If nothing is done to change the status quo, the implications of the Council leaving sanctions in place are likely to go beyond Libya. On a broader scale, if Security Council sanctions are quasi-permanent, and hang on far past the circumstances they were intended to address, the Council risks damaging the credibility of this important tool – and, indeed, of the Council itself.

Unfortunately, the Libya sanctions regime is not the only one that jars with its original purpose. The UN Security Council’s sanctions on the Afghan Taliban, established under UN Security Council Resolution 1988, offer another example. That regime sets out delisting conditions that have become moot, in effect, since the previous government in Kabul collapsed in August 2021. Other examples abound. The Council should learn the lessons from the Libya case and take steps to ensure that all its sanctions are fit for purpose.

VI. Conclusion

The UN should not miss the chance to make further reforms to the Libya sanctions regime. Even if there is no immediate resolution of the country’s political divisions, there are ways to ensure that increasing the fund’s size and protecting it from misuse are not mutually exclusive goals.

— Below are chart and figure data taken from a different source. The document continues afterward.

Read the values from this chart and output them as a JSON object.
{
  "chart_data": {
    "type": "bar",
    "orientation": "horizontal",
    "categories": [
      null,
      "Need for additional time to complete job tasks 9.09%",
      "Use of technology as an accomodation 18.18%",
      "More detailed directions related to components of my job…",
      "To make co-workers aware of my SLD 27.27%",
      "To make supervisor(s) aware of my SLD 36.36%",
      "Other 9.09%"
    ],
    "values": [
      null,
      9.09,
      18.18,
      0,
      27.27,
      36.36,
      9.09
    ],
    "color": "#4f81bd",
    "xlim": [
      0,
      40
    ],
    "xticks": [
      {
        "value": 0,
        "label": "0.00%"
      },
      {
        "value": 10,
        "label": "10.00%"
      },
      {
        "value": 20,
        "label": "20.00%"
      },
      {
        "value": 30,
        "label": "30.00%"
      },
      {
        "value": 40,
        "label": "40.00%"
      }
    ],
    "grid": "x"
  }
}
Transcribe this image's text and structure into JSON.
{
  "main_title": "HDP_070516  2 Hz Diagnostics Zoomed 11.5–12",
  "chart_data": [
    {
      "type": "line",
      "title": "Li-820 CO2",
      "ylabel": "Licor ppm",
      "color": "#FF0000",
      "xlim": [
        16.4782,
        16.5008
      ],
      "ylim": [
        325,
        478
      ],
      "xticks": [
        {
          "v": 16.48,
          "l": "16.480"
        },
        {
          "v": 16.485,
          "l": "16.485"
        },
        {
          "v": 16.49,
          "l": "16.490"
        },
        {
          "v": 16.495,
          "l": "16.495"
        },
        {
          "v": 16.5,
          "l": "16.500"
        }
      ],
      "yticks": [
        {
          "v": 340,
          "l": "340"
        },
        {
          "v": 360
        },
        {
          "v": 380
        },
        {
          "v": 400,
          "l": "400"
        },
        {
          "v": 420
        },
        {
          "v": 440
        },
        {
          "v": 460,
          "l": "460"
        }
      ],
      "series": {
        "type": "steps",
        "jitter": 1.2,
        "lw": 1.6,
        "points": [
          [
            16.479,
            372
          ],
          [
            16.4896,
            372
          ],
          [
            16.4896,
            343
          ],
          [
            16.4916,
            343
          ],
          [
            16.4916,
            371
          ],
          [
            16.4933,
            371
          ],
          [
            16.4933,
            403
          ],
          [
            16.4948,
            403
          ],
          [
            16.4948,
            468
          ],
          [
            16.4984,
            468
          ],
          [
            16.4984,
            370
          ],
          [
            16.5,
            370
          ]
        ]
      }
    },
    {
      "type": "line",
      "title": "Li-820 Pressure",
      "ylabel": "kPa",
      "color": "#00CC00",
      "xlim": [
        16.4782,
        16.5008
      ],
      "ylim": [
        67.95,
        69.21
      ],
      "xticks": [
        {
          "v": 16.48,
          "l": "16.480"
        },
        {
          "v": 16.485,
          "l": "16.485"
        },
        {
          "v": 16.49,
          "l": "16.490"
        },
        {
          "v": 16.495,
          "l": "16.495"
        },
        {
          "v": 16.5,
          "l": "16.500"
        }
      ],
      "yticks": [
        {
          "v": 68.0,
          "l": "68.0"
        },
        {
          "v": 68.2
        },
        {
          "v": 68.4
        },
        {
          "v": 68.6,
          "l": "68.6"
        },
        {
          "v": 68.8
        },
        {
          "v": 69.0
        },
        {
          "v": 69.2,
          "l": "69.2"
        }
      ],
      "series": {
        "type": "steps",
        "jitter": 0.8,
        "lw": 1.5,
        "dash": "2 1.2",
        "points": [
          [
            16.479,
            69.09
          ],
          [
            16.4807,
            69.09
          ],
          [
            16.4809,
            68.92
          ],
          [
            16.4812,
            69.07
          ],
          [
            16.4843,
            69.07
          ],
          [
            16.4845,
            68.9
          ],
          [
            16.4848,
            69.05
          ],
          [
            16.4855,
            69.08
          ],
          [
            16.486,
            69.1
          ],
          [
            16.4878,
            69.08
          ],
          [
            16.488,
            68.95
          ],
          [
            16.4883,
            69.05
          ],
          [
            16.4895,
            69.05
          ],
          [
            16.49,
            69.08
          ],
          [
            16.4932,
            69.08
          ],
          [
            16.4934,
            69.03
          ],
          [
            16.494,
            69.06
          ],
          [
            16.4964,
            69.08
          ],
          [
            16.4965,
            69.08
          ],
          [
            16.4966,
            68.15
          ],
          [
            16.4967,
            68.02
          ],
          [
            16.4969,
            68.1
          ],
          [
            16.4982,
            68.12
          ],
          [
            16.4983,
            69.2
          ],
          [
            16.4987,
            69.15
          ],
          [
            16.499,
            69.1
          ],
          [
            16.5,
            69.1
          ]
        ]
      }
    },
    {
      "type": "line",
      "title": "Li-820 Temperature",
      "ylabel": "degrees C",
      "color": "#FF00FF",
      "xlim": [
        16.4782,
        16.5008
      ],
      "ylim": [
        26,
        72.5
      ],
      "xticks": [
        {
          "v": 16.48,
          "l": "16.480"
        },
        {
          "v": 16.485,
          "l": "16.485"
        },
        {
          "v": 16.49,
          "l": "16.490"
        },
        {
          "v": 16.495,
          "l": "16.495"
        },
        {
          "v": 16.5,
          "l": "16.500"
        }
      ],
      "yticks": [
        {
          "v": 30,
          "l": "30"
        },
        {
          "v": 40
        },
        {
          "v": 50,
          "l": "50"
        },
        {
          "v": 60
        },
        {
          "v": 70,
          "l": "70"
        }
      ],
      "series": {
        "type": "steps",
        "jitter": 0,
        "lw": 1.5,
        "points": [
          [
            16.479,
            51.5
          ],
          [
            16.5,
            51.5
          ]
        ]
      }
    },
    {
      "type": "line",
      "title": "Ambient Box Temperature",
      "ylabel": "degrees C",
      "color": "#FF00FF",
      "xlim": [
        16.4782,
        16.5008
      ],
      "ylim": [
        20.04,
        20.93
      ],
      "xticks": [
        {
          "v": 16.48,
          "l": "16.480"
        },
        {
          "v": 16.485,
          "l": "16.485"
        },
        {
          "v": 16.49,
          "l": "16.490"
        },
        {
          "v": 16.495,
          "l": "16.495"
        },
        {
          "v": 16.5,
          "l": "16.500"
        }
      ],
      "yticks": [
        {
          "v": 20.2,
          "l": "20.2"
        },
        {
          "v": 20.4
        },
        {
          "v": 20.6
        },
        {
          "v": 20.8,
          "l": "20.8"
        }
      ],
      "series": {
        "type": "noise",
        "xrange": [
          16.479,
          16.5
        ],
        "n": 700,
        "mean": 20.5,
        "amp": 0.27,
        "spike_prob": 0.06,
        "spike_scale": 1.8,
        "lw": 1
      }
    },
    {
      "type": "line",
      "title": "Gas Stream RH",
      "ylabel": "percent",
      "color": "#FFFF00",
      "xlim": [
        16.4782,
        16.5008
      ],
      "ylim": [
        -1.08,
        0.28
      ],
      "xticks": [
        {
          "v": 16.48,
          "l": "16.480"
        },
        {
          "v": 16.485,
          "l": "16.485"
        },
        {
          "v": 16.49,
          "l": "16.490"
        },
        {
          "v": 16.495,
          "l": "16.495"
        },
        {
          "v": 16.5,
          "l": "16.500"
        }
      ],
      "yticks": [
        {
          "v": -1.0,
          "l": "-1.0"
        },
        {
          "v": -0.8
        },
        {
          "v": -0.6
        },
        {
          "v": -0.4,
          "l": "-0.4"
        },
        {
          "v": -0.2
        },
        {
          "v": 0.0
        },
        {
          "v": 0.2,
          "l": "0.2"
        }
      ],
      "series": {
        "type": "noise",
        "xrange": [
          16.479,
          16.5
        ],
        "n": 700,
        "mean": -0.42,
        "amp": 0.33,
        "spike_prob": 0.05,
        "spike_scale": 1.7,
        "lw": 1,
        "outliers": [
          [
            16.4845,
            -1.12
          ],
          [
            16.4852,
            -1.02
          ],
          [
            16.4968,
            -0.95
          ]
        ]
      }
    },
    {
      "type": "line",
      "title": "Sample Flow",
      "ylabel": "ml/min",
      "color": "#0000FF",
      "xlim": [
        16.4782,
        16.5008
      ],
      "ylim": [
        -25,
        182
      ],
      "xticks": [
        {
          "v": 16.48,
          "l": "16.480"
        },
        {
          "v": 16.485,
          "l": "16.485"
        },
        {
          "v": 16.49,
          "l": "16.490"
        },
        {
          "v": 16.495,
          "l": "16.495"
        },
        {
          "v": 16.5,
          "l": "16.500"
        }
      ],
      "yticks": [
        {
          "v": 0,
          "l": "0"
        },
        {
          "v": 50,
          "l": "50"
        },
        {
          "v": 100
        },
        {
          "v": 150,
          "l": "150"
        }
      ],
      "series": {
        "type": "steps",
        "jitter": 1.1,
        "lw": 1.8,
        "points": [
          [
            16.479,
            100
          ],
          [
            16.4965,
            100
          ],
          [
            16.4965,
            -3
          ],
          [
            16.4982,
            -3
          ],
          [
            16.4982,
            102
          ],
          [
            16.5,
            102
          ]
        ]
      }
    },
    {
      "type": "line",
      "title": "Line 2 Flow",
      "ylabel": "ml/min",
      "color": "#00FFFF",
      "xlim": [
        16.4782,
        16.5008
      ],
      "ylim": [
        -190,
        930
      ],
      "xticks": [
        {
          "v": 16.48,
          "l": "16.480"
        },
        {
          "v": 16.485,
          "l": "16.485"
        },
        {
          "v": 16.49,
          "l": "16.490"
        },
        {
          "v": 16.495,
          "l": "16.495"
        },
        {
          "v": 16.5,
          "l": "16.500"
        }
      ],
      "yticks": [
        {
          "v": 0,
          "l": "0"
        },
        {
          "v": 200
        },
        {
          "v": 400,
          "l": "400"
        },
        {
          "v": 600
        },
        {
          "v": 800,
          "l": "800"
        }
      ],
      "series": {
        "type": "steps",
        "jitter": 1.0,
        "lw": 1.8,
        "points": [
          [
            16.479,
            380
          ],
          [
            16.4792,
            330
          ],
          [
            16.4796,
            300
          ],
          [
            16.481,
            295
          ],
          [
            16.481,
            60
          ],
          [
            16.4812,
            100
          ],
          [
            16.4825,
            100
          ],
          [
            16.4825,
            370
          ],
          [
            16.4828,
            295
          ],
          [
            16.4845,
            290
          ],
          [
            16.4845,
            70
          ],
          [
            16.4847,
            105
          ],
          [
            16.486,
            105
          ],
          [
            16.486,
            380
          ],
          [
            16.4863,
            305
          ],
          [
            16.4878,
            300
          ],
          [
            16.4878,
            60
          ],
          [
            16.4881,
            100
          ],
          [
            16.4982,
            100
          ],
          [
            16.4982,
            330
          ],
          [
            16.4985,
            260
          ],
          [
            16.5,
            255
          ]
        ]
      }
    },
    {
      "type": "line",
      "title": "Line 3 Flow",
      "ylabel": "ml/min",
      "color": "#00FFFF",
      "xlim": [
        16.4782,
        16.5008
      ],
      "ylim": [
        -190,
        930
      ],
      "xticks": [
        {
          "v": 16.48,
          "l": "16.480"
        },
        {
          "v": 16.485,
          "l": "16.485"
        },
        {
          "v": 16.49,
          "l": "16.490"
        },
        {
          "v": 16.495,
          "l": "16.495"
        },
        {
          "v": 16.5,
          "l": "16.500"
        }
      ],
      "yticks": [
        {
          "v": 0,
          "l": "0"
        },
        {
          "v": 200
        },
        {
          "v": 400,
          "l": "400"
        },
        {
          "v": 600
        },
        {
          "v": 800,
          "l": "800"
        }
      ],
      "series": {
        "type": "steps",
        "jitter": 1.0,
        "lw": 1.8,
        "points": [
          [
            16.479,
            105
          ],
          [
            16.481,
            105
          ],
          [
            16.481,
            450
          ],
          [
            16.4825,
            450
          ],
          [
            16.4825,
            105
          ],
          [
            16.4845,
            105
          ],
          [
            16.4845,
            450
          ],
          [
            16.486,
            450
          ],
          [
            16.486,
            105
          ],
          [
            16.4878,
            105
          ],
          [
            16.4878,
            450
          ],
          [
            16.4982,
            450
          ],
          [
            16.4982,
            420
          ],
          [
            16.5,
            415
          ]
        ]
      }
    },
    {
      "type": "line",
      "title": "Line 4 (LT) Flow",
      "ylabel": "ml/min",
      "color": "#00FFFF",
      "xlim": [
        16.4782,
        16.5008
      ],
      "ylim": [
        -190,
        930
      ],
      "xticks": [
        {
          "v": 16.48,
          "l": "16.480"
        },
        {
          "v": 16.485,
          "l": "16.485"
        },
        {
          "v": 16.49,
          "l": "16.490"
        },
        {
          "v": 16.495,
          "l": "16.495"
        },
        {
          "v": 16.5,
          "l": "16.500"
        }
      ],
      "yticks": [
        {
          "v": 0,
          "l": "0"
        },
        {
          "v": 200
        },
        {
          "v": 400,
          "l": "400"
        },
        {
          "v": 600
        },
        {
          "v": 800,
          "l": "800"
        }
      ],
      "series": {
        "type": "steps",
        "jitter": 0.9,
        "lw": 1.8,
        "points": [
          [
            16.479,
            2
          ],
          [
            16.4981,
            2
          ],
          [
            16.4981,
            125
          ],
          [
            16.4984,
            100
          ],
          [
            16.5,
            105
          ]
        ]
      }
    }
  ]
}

Carefully gauged steps to free the fund from restrictions that are lowering its potential value, shield it where possible from corruption and help it grow are feasible. Libyan authorities must do their part by shoring up the LIA’s credibility and transparency, such as by enhancing compliance with best practices for sovereign wealth funds and producing credible and comprehensive financial statements. 

Over the long term, plans for winding down the sanctions regime will help enhance the credibility of Security Council sanctions and the Council more broadly. Building upon its moves in January 2025, the UN should do what it can to overhaul outdated sanctions as well as to ensure a brighter future for Libya.